05 novembro, 2007

||| Ouro Preto, 7. Fórum das Letras.










1.
Ouro Preto debaixo da neblina e da chuva numa segunda-feira com ar de despedida.

3. As editoras Língua Geral, Companhia das Letras e Record são as últimas a abandonar Ouro Preto; tirando a Companhia, tanto a pequena Língua Geral como a gigante Record estiveram representadas a “alto nível”, por – respectivamente – Connie Lopes e Luciana Villasbôas.





4. O Soweto String Quartet é uma das descobertas que devo a J.E. Agualusa, juntamente com Angelique Kidjo. Há anos que disputávamos os discos e as raridades de Abdullah Ibrahim e Anouar Brahem. Zebra Crossing, Our World e Four são discos apreciáveis para ouvir.

5. Grupo de autores, de várias idades. Conversa-se sobre música, canções daqui e dali, que canções figuram nos livros de uns e de outros (como no de André Takeda, Clube dos Corações Slitários); idades entre os 24 e os 67; descubro que todos eles têm uma coisa em comum, às escondidas ou às claras: Roberto Carlos.
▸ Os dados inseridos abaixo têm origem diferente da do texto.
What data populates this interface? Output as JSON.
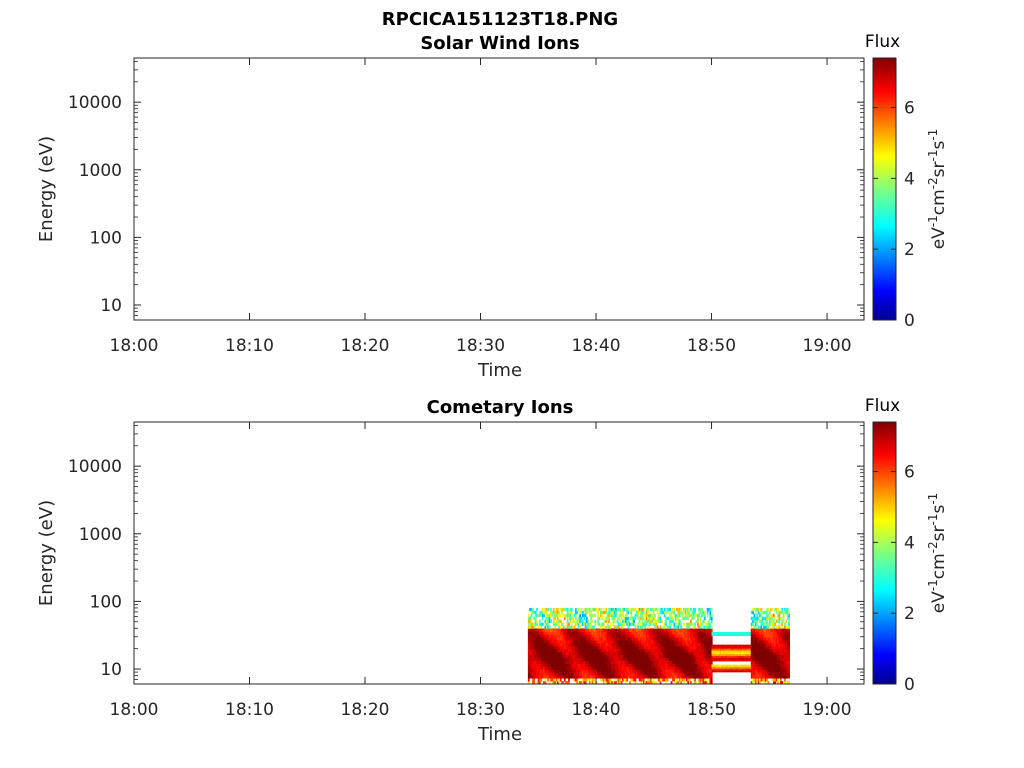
{
  "figure": {
    "title": "RPCICA151123T18.PNG"
  },
  "colorbar": {
    "label": "Flux",
    "unit_parts": [
      "eV",
      "-1",
      "cm",
      "-2",
      "sr",
      "-1",
      "s",
      "-1"
    ],
    "ticks": [
      "0",
      "2",
      "4",
      "6"
    ],
    "range": [
      0,
      7.4
    ],
    "colormap": "jet"
  },
  "chart_data": [
    {
      "type": "heatmap",
      "title": "Solar Wind Ions",
      "xlabel": "Time",
      "ylabel": "Energy (eV)",
      "x_ticks": [
        "18:00",
        "18:10",
        "18:20",
        "18:30",
        "18:40",
        "18:50",
        "19:00"
      ],
      "x_tick_minutes": [
        0,
        10,
        20,
        30,
        40,
        50,
        60
      ],
      "xlim_minutes": [
        0,
        63.2
      ],
      "y_scale": "log",
      "y_ticks": [
        "10",
        "100",
        "1000",
        "10000"
      ],
      "y_tick_values": [
        10,
        100,
        1000,
        10000
      ],
      "ylim": [
        6,
        45000
      ],
      "data_present": false,
      "blocks": []
    },
    {
      "type": "heatmap",
      "title": "Cometary Ions",
      "xlabel": "Time",
      "ylabel": "Energy (eV)",
      "x_ticks": [
        "18:00",
        "18:10",
        "18:20",
        "18:30",
        "18:40",
        "18:50",
        "19:00"
      ],
      "x_tick_minutes": [
        0,
        10,
        20,
        30,
        40,
        50,
        60
      ],
      "xlim_minutes": [
        0,
        63.2
      ],
      "y_scale": "log",
      "y_ticks": [
        "10",
        "100",
        "1000",
        "10000"
      ],
      "y_tick_values": [
        10,
        100,
        1000,
        10000
      ],
      "ylim": [
        6,
        45000
      ],
      "data_present": true,
      "blocks": [
        {
          "t0": 34.1,
          "t1": 50.0,
          "e_min": 6,
          "e_max": 80,
          "note": "dense high flux"
        },
        {
          "t0": 50.0,
          "t1": 53.4,
          "e_min": 8,
          "e_max": 40,
          "note": "banded flux"
        },
        {
          "t0": 53.4,
          "t1": 56.7,
          "e_min": 6,
          "e_max": 80,
          "note": "dense high flux"
        }
      ]
    }
  ]
}
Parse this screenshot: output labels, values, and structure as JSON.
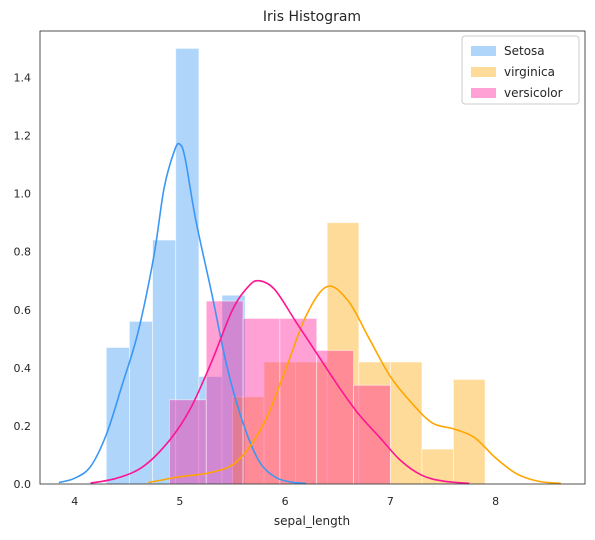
{
  "chart_data": {
    "type": "histogram",
    "title": "Iris Histogram",
    "xlabel": "sepal_length",
    "ylabel": "",
    "xlim": [
      3.67,
      8.85
    ],
    "ylim": [
      0,
      1.56
    ],
    "xticks": [
      4,
      5,
      6,
      7,
      8
    ],
    "yticks": [
      0.0,
      0.2,
      0.4,
      0.6,
      0.8,
      1.0,
      1.2,
      1.4
    ],
    "ytick_labels": [
      "0.0",
      "0.2",
      "0.4",
      "0.6",
      "0.8",
      "1.0",
      "1.2",
      "1.4"
    ],
    "grid": false,
    "legend_position": "top-right",
    "series": [
      {
        "name": "Setosa",
        "color": "#3a97f5",
        "bin_edges": [
          4.3,
          4.52,
          4.74,
          4.96,
          5.18,
          5.4,
          5.62
        ],
        "values": [
          0.47,
          0.56,
          0.84,
          1.5,
          0.37,
          0.65
        ],
        "kde": {
          "x": [
            3.85,
            4.0,
            4.15,
            4.3,
            4.45,
            4.6,
            4.75,
            4.85,
            4.95,
            5.0,
            5.05,
            5.15,
            5.3,
            5.45,
            5.6,
            5.75,
            5.9,
            6.05,
            6.2
          ],
          "y": [
            0.005,
            0.02,
            0.06,
            0.17,
            0.34,
            0.52,
            0.78,
            1.02,
            1.15,
            1.17,
            1.12,
            0.91,
            0.66,
            0.4,
            0.21,
            0.08,
            0.025,
            0.007,
            0.002
          ]
        }
      },
      {
        "name": "virginica",
        "color": "#ffa500",
        "bin_edges": [
          4.9,
          5.2,
          5.5,
          5.8,
          6.1,
          6.4,
          6.7,
          7.0,
          7.3,
          7.6,
          7.9
        ],
        "values": [
          0.0,
          0.0,
          0.3,
          0.42,
          0.42,
          0.9,
          0.42,
          0.42,
          0.12,
          0.36
        ],
        "kde": {
          "x": [
            4.7,
            5.0,
            5.3,
            5.55,
            5.8,
            6.0,
            6.2,
            6.4,
            6.6,
            6.8,
            7.0,
            7.2,
            7.4,
            7.6,
            7.8,
            8.0,
            8.2,
            8.4,
            8.62
          ],
          "y": [
            0.005,
            0.025,
            0.04,
            0.08,
            0.21,
            0.39,
            0.58,
            0.68,
            0.63,
            0.5,
            0.37,
            0.28,
            0.21,
            0.19,
            0.16,
            0.09,
            0.035,
            0.01,
            0.002
          ]
        }
      },
      {
        "name": "versicolor",
        "color": "#ff1493",
        "bin_edges": [
          4.9,
          5.25,
          5.6,
          5.95,
          6.3,
          6.65,
          7.0
        ],
        "values": [
          0.29,
          0.63,
          0.57,
          0.57,
          0.46,
          0.34
        ],
        "kde": {
          "x": [
            4.15,
            4.4,
            4.65,
            4.9,
            5.1,
            5.3,
            5.5,
            5.65,
            5.75,
            5.9,
            6.1,
            6.3,
            6.5,
            6.7,
            6.9,
            7.1,
            7.3,
            7.5,
            7.75
          ],
          "y": [
            0.003,
            0.02,
            0.06,
            0.15,
            0.26,
            0.42,
            0.6,
            0.68,
            0.7,
            0.67,
            0.56,
            0.45,
            0.34,
            0.24,
            0.16,
            0.08,
            0.03,
            0.01,
            0.002
          ]
        }
      }
    ]
  }
}
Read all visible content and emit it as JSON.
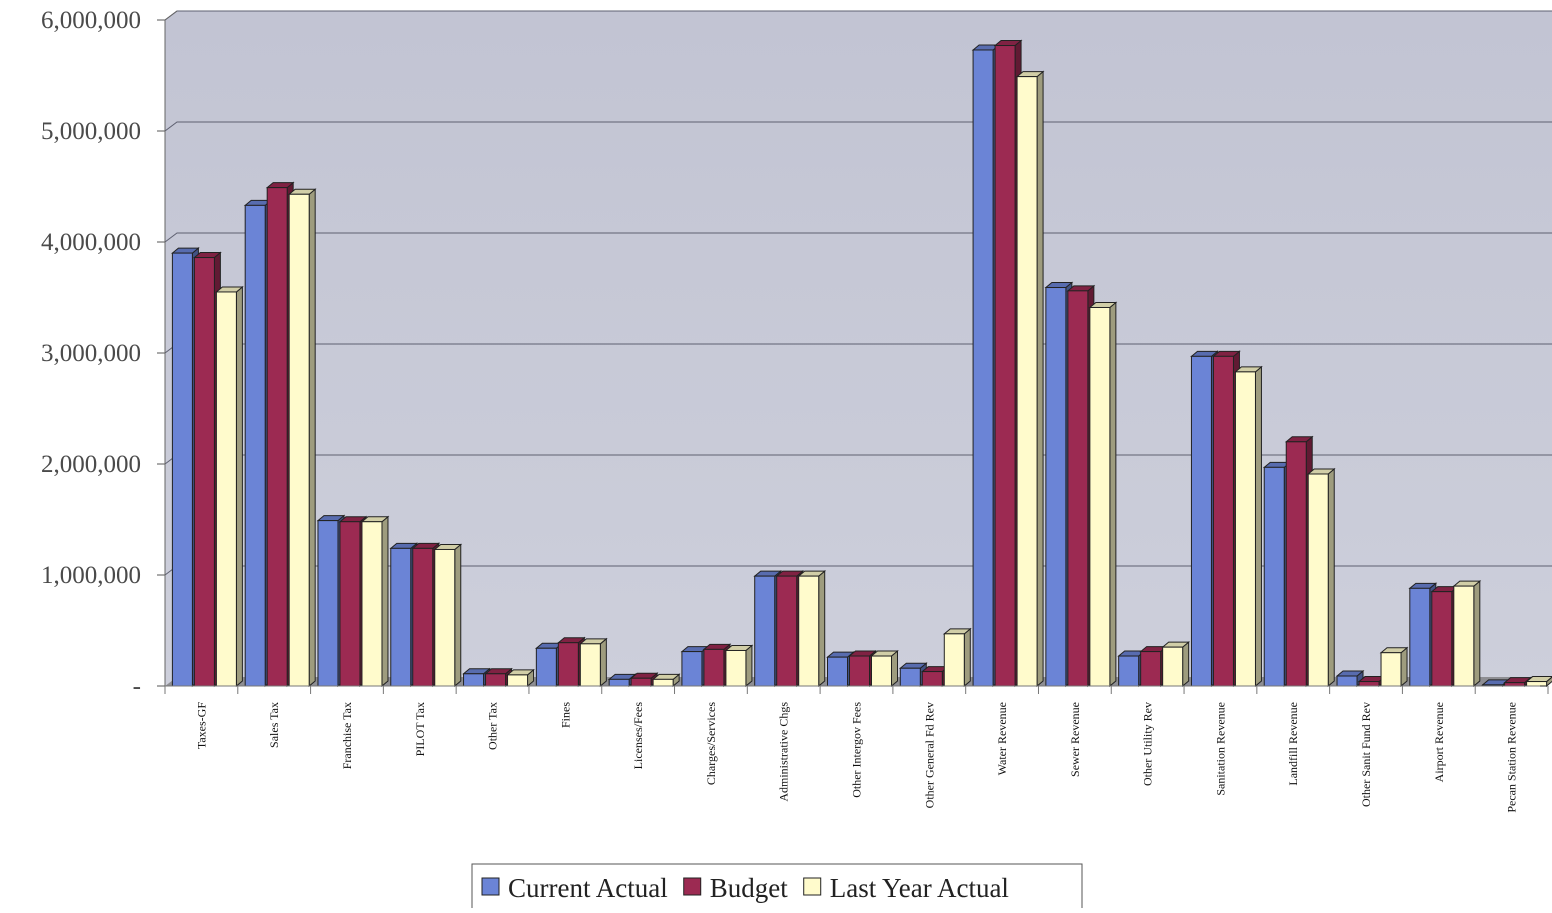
{
  "chart_data": {
    "type": "bar",
    "categories": [
      "Taxes-GF",
      "Sales Tax",
      "Franchise Tax",
      "PILOT Tax",
      "Other Tax",
      "Fines",
      "Licenses/Fees",
      "Charges/Services",
      "Administrative Chgs",
      "Other Intergov Fees",
      "Other General Fd Rev",
      "Water Revenue",
      "Sewer Revenue",
      "Other Utility Rev",
      "Sanitation Revenue",
      "Landfill Revenue",
      "Other Sanit Fund Rev",
      "Airport Revenue",
      "Pecan Station Revenue"
    ],
    "series": [
      {
        "name": "Current Actual",
        "color": "#6b84d6",
        "values": [
          3900000,
          4330000,
          1490000,
          1240000,
          110000,
          340000,
          60000,
          310000,
          990000,
          260000,
          160000,
          5730000,
          3590000,
          270000,
          2970000,
          1970000,
          90000,
          880000,
          10000
        ]
      },
      {
        "name": "Budget",
        "color": "#9c2a52",
        "values": [
          3860000,
          4490000,
          1480000,
          1240000,
          110000,
          390000,
          70000,
          330000,
          990000,
          270000,
          130000,
          5770000,
          3560000,
          310000,
          2970000,
          2200000,
          40000,
          850000,
          30000
        ]
      },
      {
        "name": "Last Year Actual",
        "color": "#fffbcc",
        "values": [
          3550000,
          4430000,
          1480000,
          1230000,
          100000,
          380000,
          60000,
          320000,
          990000,
          270000,
          470000,
          5490000,
          3410000,
          350000,
          2830000,
          1910000,
          300000,
          900000,
          40000
        ]
      }
    ],
    "yticks": [
      "-",
      "1,000,000",
      "2,000,000",
      "3,000,000",
      "4,000,000",
      "5,000,000",
      "6,000,000"
    ],
    "ylim": [
      0,
      6000000
    ],
    "grid": true,
    "legend": "bottom"
  }
}
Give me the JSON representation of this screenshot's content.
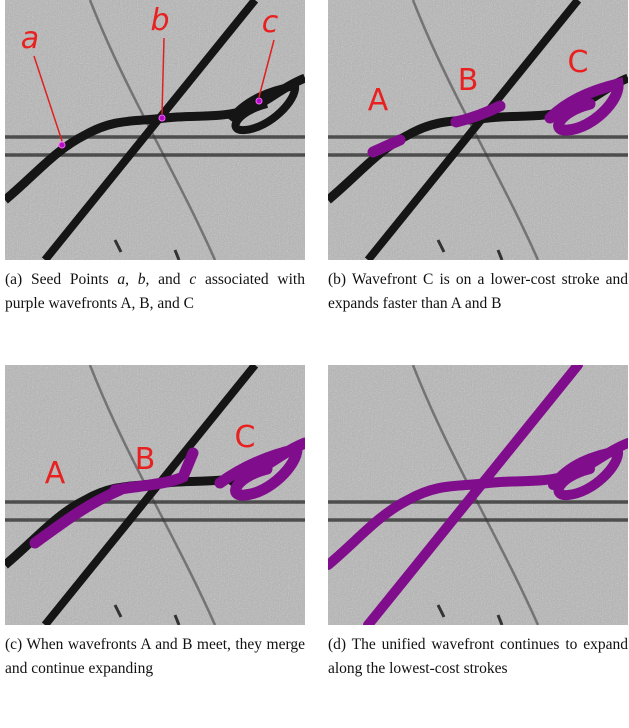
{
  "panels": [
    {
      "labels": [
        "a",
        "b",
        "c"
      ],
      "caption": [
        {
          "text": "(a) Seed Points "
        },
        {
          "text": "a",
          "italic": true
        },
        {
          "text": ", "
        },
        {
          "text": "b",
          "italic": true
        },
        {
          "text": ", and "
        },
        {
          "text": "c",
          "italic": true
        },
        {
          "text": " associated with purple wavefronts A, B, and C"
        }
      ]
    },
    {
      "labels": [
        "A",
        "B",
        "C"
      ],
      "caption": [
        {
          "text": "(b) Wavefront C is on a lower-cost stroke and expands faster than A and B"
        }
      ]
    },
    {
      "labels": [
        "A",
        "B",
        "C"
      ],
      "caption": [
        {
          "text": "(c) When wavefronts A and B meet, they merge and continue expanding"
        }
      ]
    },
    {
      "labels": [],
      "caption": [
        {
          "text": "(d) The unified wavefront continues to expand along the lowest-cost strokes"
        }
      ]
    }
  ]
}
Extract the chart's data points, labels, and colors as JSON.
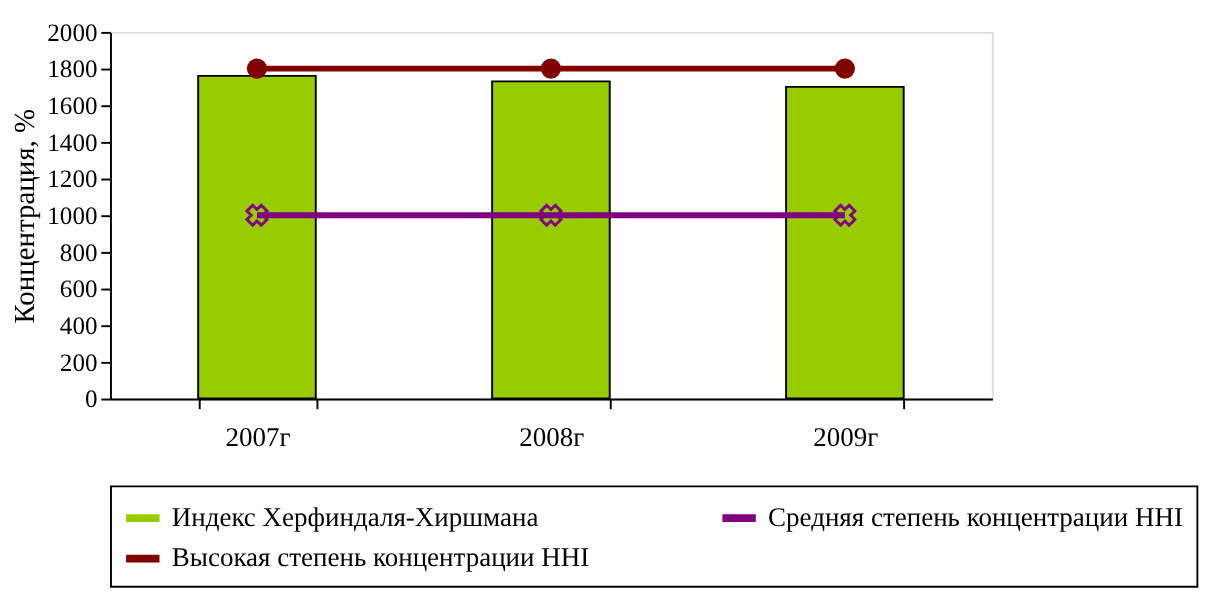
{
  "chart_data": {
    "type": "bar",
    "ylabel": "Концентрация, %",
    "categories": [
      "2007г",
      "2008г",
      "2009г"
    ],
    "series": [
      {
        "name": "Индекс Херфиндаля-Хиршмана",
        "color": "#99cc00",
        "values": [
          1760,
          1730,
          1700
        ]
      },
      {
        "name": "Средняя степень концентрации HHI",
        "type": "line",
        "marker": "cross",
        "color": "#800080",
        "values": [
          1000,
          1000,
          1000
        ]
      },
      {
        "name": "Высокая степень концентрации HHI",
        "type": "line",
        "marker": "circle",
        "color": "#800000",
        "values": [
          1800,
          1800,
          1800
        ]
      }
    ],
    "ylim": [
      0,
      2000
    ],
    "yticks": [
      0,
      200,
      400,
      600,
      800,
      1000,
      1200,
      1400,
      1600,
      1800,
      2000
    ],
    "grid": false,
    "legend": "bottom"
  }
}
6. «Ode lenta a Ouro Preto», de Ondjaki.

escrevo as pedras ausentes
luar raso
maresia em estrada
que o sonho traz

saudades dos sinos
que amanhã
hão-de chegar
saudades dos lobos
que longe – bem longe
se esquecem de uivar

escrevo o adeus às pedras
as que não cantam
as que não contam

escrevo estrada morna acesa
bagaço, raiva, dormência
busco outra e outra vez
os lobos as luas
o suor das grávidas
o odor raro das estradas
que dormem
nas raras vezes em que o luar
grita outra e outra vez

o corpo sólido da igreja
que sonha
o calor insano frio
que o sino
ontem vai gritar
outra vez

escrevo os sonhos
as pedras os gritos
dos ausentes
outra e outra vez.

escrevo luar, calmaria
brilhos secos
nos olhos na estrada
da maresia...










6. «Marília e Elizabeth»
Ruas do ouro antigo, barroco de noites escuras, janelas
sobre o vale; o que antigamente tinha uma história
é hoje enumeração simples, sombras sob as varandas,
nos sobrados elegantes, entre os nomes dos fantasmas
que se perderam antes de mim, nos muros, nas mesas
de botecos, Marília adormece nos braços de Gonzaga.
Ainda se ouve a música, ainda se ouve a chuva,
ainda se iluminam as ladeiras de Ouro Preto,

como uma ameaça vinda do fundo, num quadro que
reconhece amantes vencidos, conjura de solitários,
gente que vivia entre as montanhas, os arvoredos.
A história nem sempre é uma grande recompensa,
rodeada de arte, de velharias, varandas, ventanias
que vagueiam entre os vales. As duas mulheres dão-se
as mãos ao entardecer; brava coragem de enfrentar
as dezenas de igrejas cujos sinos dobram a finados

celebrando os mortos em nome dos mortos, o tempo
passado, não a alegria da espécie. Elizabeth escreve
no casarão, ou deixou de escrever; amantes, entristecem,
comovidas pela contrariedade, sabem que o Inverno
é rigoroso, que a trovoada e a maldade caminham mais
depressa, chegam mais depressa ao lado escuro da vida.
Não há romance que lhes ensine como perdoar o medo
onde não há refúgio diante da cidade inclinada.